IRVINE, CA – The latest study from Kelley Blue Book Marketing Research, New Vehicle Buyer Attitude Study on Financing, finds that six out of 10 people who are about to buy a new vehicle prefer a longer-term loan with low monthly payments when financing their next vehicle. Industry estimates are that nearly 30 percent of new-vehicle shoppers currently owe more on their vehicle than it is worth. Additionally, the average term for a consumer vehicle loan grew from 48 months in 2000 to 63 months in 2004. These consumers who are "upside-down" in their current vehicle loan could put themselves further into financial jeopardy by extending their next new-vehicle loan past the average four-to-five year term, yet as a group they do not seem concerned about the ramifications.
"Consumers who purchased vehicles with little or no money down and for a six- or seven-year term, will find they owe more than the car is worth when seeking out their next new vehicle," said Jack R. Nerad, editorial director of Kelley Blue Book's kbb.com. "This negative equity leaves future buyers two unpalatable choices: either stay in their current vehicle longer or pile on still more debt."

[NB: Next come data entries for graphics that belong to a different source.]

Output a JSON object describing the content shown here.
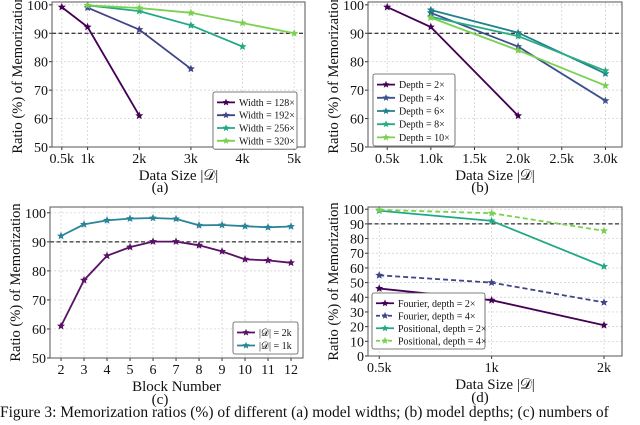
{
  "caption": "Figure 3: Memorization ratios (%) of different (a) model widths; (b) model depths; (c) numbers of",
  "threshold": 90,
  "chart_data": [
    {
      "id": "a",
      "type": "line",
      "subtitle": "(a)",
      "xlabel": "Data Size |𝒟|",
      "ylabel": "Ratio (%) of Memorization",
      "xlim": [
        0.31,
        5.21
      ],
      "ylim": [
        50,
        101
      ],
      "xticks": [
        0.5,
        1,
        2,
        3,
        4,
        5
      ],
      "xtick_labels": [
        "0.5k",
        "1k",
        "2k",
        "3k",
        "4k",
        "5k"
      ],
      "yticks": [
        50,
        60,
        70,
        80,
        90,
        100
      ],
      "grid": true,
      "legend": "bottom-right",
      "series": [
        {
          "name": "Width = 128×",
          "color": "#440154",
          "dash": false,
          "x": [
            0.5,
            1,
            2
          ],
          "values": [
            99.2,
            92.2,
            61
          ]
        },
        {
          "name": "Width = 192×",
          "color": "#414487",
          "dash": false,
          "x": [
            1,
            2,
            3
          ],
          "values": [
            99,
            91.3,
            77.5
          ]
        },
        {
          "name": "Width = 256×",
          "color": "#22a884",
          "dash": false,
          "x": [
            1,
            2,
            3,
            4
          ],
          "values": [
            99.8,
            97.8,
            92.8,
            85.3
          ]
        },
        {
          "name": "Width = 320×",
          "color": "#7ad151",
          "dash": false,
          "x": [
            1,
            2,
            3,
            4,
            5
          ],
          "values": [
            99.8,
            98.9,
            97.2,
            93.6,
            90
          ]
        }
      ]
    },
    {
      "id": "b",
      "type": "line",
      "subtitle": "(b)",
      "xlabel": "Data Size |𝒟|",
      "ylabel": "Ratio (%) of Memorization",
      "xlim": [
        0.28,
        3.19
      ],
      "ylim": [
        50,
        101
      ],
      "xticks": [
        0.5,
        1,
        1.5,
        2,
        2.5,
        3
      ],
      "xtick_labels": [
        "0.5k",
        "1.0k",
        "1.5k",
        "2.0k",
        "2.5k",
        "3.0k"
      ],
      "yticks": [
        50,
        60,
        70,
        80,
        90,
        100
      ],
      "grid": true,
      "legend": "lower-left",
      "series": [
        {
          "name": "Depth = 2×",
          "color": "#440154",
          "dash": false,
          "x": [
            0.5,
            1,
            2
          ],
          "values": [
            99.2,
            92.2,
            61
          ]
        },
        {
          "name": "Depth = 4×",
          "color": "#3b528b",
          "dash": false,
          "x": [
            1,
            2,
            3
          ],
          "values": [
            97.2,
            85.3,
            66.3
          ]
        },
        {
          "name": "Depth = 6×",
          "color": "#21818c",
          "dash": false,
          "x": [
            1,
            2,
            3
          ],
          "values": [
            98.2,
            90.2,
            75.8
          ]
        },
        {
          "name": "Depth = 8×",
          "color": "#27ad81",
          "dash": false,
          "x": [
            1,
            2,
            3
          ],
          "values": [
            95.8,
            89,
            76.8
          ]
        },
        {
          "name": "Depth = 10×",
          "color": "#7ad151",
          "dash": false,
          "x": [
            1,
            2,
            3
          ],
          "values": [
            95.5,
            84,
            71.6
          ]
        }
      ]
    },
    {
      "id": "c",
      "type": "line",
      "subtitle": "(c)",
      "xlabel": "Block Number",
      "ylabel": "Ratio (%) of Memorization",
      "xlim": [
        1.52,
        12.52
      ],
      "ylim": [
        50,
        102
      ],
      "xticks": [
        2,
        3,
        4,
        5,
        6,
        7,
        8,
        9,
        10,
        11,
        12
      ],
      "xtick_labels": [
        "2",
        "3",
        "4",
        "5",
        "6",
        "7",
        "8",
        "9",
        "10",
        "11",
        "12"
      ],
      "yticks": [
        50,
        60,
        70,
        80,
        90,
        100
      ],
      "grid": true,
      "legend": "bottom-right",
      "series": [
        {
          "name": "|𝒟| = 2k",
          "color": "#5a1166",
          "dash": false,
          "x": [
            2,
            3,
            4,
            5,
            6,
            7,
            8,
            9,
            10,
            11,
            12
          ],
          "values": [
            61,
            76.8,
            85.2,
            88.2,
            90.1,
            90.1,
            88.8,
            86.7,
            84,
            83.6,
            82.8
          ]
        },
        {
          "name": "|𝒟| = 1k",
          "color": "#2a8599",
          "dash": false,
          "x": [
            2,
            3,
            4,
            5,
            6,
            7,
            8,
            9,
            10,
            11,
            12
          ],
          "values": [
            92,
            96,
            97.4,
            98,
            98.2,
            97.9,
            95.7,
            95.8,
            95.4,
            95,
            95.3
          ]
        }
      ]
    },
    {
      "id": "d",
      "type": "line",
      "subtitle": "(d)",
      "xlabel": "Data Size |𝒟|",
      "ylabel": "Ratio (%) of Memorization",
      "xlim": [
        -0.1,
        2.16
      ],
      "ylim": [
        0,
        101.5
      ],
      "xticks": [
        0,
        1,
        2
      ],
      "xtick_labels": [
        "0.5k",
        "1k",
        "2k"
      ],
      "yticks": [
        0,
        10,
        20,
        30,
        40,
        50,
        60,
        70,
        80,
        90,
        100
      ],
      "grid": true,
      "legend": "lower-left",
      "series": [
        {
          "name": "Fourier, depth = 2×",
          "color": "#440154",
          "dash": false,
          "x": [
            0,
            1,
            2
          ],
          "values": [
            46,
            38,
            21
          ]
        },
        {
          "name": "Fourier, depth = 4×",
          "color": "#414487",
          "dash": true,
          "x": [
            0,
            1,
            2
          ],
          "values": [
            55,
            50,
            36.5
          ]
        },
        {
          "name": "Positional, depth = 2×",
          "color": "#22a884",
          "dash": false,
          "x": [
            0,
            1,
            2
          ],
          "values": [
            99,
            92,
            61
          ]
        },
        {
          "name": "Positional, depth = 4×",
          "color": "#7ad151",
          "dash": true,
          "x": [
            0,
            1,
            2
          ],
          "values": [
            99.5,
            97.3,
            85.3
          ]
        }
      ]
    }
  ]
}
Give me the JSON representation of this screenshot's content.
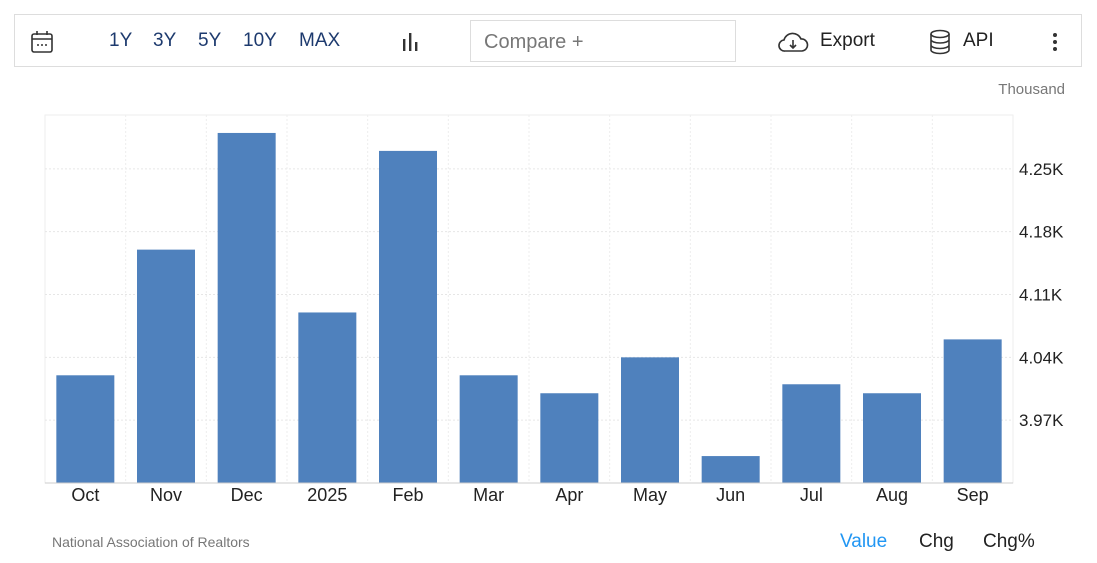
{
  "toolbar": {
    "calendar_icon": "calendar-icon",
    "ranges": [
      "1Y",
      "3Y",
      "5Y",
      "10Y",
      "MAX"
    ],
    "chart_type_icon": "bar-chart-icon",
    "compare_placeholder": "Compare +",
    "export_label": "Export",
    "export_icon": "cloud-download-icon",
    "api_label": "API",
    "api_icon": "database-icon",
    "more_icon": "vertical-dots-icon"
  },
  "chart_data": {
    "type": "bar",
    "unit_label": "Thousand",
    "categories": [
      "Oct",
      "Nov",
      "Dec",
      "2025",
      "Feb",
      "Mar",
      "Apr",
      "May",
      "Jun",
      "Jul",
      "Aug",
      "Sep"
    ],
    "values": [
      4.02,
      4.16,
      4.29,
      4.09,
      4.27,
      4.02,
      4.0,
      4.04,
      3.93,
      4.01,
      4.0,
      4.06
    ],
    "ylim": [
      3.9,
      4.31
    ],
    "yticks": [
      3.97,
      4.04,
      4.11,
      4.18,
      4.25
    ],
    "ytick_labels": [
      "3.97K",
      "4.04K",
      "4.11K",
      "4.18K",
      "4.25K"
    ],
    "grid": true,
    "bar_color": "#4f81bd",
    "axis_position": "right"
  },
  "footer": {
    "source": "National Association of Realtors",
    "modes": [
      "Value",
      "Chg",
      "Chg%"
    ],
    "active_mode": "Value",
    "active_color": "#2196f3"
  }
}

Both choices have negative implications for carmakers. If this one-third of the market keeps their vehicles longer, new sales and growth potential will be stymied in what is already a sluggish new-vehicle market. And if consumers add more debt, carmakers can expect more defaults on vehicle loans and bankruptcies, costing carmakers' captive finance arms millions and limiting market growth.

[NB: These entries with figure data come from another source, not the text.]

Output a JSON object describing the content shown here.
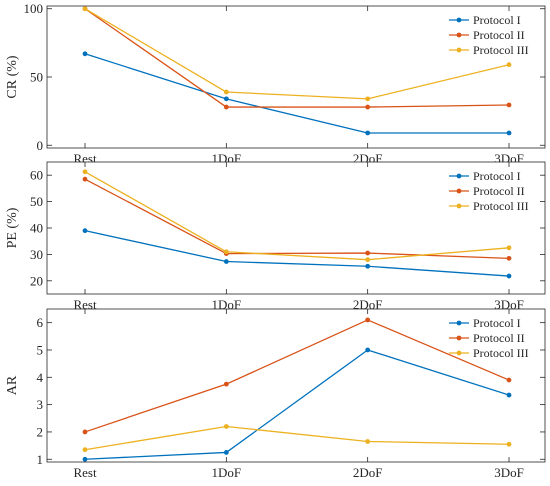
{
  "chart_data": [
    {
      "type": "line",
      "ylabel": "CR (%)",
      "categories": [
        "Rest",
        "1DoF",
        "2DoF",
        "3DoF"
      ],
      "ylim": [
        -2,
        102
      ],
      "yticks": [
        0,
        50,
        100
      ],
      "legend_position": "top-right",
      "series": [
        {
          "name": "Protocol I",
          "values": [
            67,
            34,
            9,
            9
          ]
        },
        {
          "name": "Protocol II",
          "values": [
            100,
            28,
            28,
            29.5
          ]
        },
        {
          "name": "Protocol III",
          "values": [
            100,
            39,
            34,
            59
          ]
        }
      ]
    },
    {
      "type": "line",
      "ylabel": "PE (%)",
      "categories": [
        "Rest",
        "1DoF",
        "2DoF",
        "3DoF"
      ],
      "ylim": [
        15,
        65
      ],
      "yticks": [
        20,
        30,
        40,
        50,
        60
      ],
      "legend_position": "top-right",
      "series": [
        {
          "name": "Protocol I",
          "values": [
            39,
            27.3,
            25.5,
            21.8
          ]
        },
        {
          "name": "Protocol II",
          "values": [
            58.5,
            30.3,
            30.5,
            28.5
          ]
        },
        {
          "name": "Protocol III",
          "values": [
            61.3,
            31,
            28,
            32.5
          ]
        }
      ]
    },
    {
      "type": "line",
      "ylabel": "AR",
      "categories": [
        "Rest",
        "1DoF",
        "2DoF",
        "3DoF"
      ],
      "ylim": [
        0.9,
        6.5
      ],
      "yticks": [
        1,
        2,
        3,
        4,
        5,
        6
      ],
      "legend_position": "top-right",
      "series": [
        {
          "name": "Protocol I",
          "values": [
            1,
            1.25,
            5,
            3.35
          ]
        },
        {
          "name": "Protocol II",
          "values": [
            2,
            3.75,
            6.1,
            3.9
          ]
        },
        {
          "name": "Protocol III",
          "values": [
            1.35,
            2.2,
            1.65,
            1.55
          ]
        }
      ]
    }
  ],
  "colors": {
    "Protocol I": "#0072BD",
    "Protocol II": "#D95319",
    "Protocol III": "#EDB120"
  }
}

"Just as an over-reliance on low-cost, subsidized leases came back to bite manufacturers and financial institutions in the 1990s, so too could the move to increasingly longer loan terms in this decade," Nerad said.
The 2005 Finance study also found a declining number of consumers researching their financing options online prior to purchase than 18 months previously. Consumers cited convenience and the expectation of low interest rates from manufacturers as their reason for obtaining financing through the dealership. This finding is in line with Jupiter Research, which recently reported that in 2004 a significant number of consumers who research their auto purchases online believed dealers to be a better source of financing information than they perceived the Internet to be.